Thursday, August 30, 2012

Commentariolum Petitionis

In one section of the Commentariolum Petitionis or “Little Handbook on Electioneering,” published in the May/June Foreign Affairs (“Campaign Tips From Cicero," Foreign Affairs, May/June 2012), Quintus Tullius Cicero gives his brother, the great orator Cicero, who was running for consul, the following advice. “If you break a promise, the outcome is uncertain and the number of people affected is small. But if you refuse to make a promise, the result is certain and produces immediate anger in a large number of voters.” Naturally the Commentariolum, emanating from the first century B.C., anticipates Machiavelli’s The Prince which appeared over 1500 years later, but the section in question does for politics what Bergson and Proust did for involuntary memory.

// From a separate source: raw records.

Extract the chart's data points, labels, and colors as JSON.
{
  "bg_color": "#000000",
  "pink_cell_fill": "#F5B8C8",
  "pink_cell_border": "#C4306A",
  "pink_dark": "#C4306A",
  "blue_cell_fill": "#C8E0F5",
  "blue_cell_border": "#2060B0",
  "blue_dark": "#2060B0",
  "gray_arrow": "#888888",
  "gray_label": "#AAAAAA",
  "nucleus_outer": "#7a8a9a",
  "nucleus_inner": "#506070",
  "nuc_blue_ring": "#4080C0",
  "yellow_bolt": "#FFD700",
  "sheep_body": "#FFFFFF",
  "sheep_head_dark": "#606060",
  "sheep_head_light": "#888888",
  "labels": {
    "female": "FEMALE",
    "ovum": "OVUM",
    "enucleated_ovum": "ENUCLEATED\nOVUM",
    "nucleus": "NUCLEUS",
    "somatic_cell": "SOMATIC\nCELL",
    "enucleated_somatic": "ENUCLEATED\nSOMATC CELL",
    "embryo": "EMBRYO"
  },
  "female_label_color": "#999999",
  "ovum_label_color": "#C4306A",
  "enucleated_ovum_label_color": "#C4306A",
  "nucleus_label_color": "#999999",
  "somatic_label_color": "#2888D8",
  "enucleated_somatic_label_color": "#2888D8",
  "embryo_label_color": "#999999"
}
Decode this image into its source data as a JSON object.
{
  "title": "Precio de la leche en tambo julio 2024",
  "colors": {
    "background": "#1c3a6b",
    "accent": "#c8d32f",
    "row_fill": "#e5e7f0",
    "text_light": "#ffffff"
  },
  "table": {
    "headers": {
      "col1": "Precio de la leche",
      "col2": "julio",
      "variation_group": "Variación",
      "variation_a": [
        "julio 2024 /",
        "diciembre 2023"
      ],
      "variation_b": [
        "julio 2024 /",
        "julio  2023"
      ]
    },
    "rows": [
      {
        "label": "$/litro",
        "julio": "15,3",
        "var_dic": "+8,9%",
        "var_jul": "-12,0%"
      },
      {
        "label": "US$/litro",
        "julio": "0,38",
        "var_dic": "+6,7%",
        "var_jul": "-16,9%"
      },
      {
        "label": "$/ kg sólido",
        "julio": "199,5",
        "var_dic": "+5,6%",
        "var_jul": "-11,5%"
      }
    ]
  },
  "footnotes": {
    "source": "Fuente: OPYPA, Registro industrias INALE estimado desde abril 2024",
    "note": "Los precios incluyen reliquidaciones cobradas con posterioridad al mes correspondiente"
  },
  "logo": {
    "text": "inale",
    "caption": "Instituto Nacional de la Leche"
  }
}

It’s the Proustian Madeleine of politics since it nails the fundamental duplicity that’s at the heart of all political behavior. “Promise them anything, but give them Arpege,” was an old advertising slogan. But what Quintus is counseling his brother Marcus on is the need for hope. Hope is the be all and end all of political success and it trumps honesty. Honest Abe is what they called Lincoln. However, the fact is that truth and politics seldom go hand and hand. Politics, as Quintus makes quite clear, is a dirty business. “The most important part of your campaign is to bring hope to people and a feeling of goodwill toward you.” Foreign Affairs was canny in publishing the Cicero piece since as we approach another election, it’s apparent little has changed in politics since Roman times. In fact, an accompanying commentary by the great political tactician and Democratic Party pundit, James Carville, is entitled “Plus Ca Change.” The question is how do the Darwinian verities Quintus suggests translate into human progress and the betterment of the polity? If a politician tells the truth--like those who argue for austerity in the EEC--he or she is unlikely to get elected.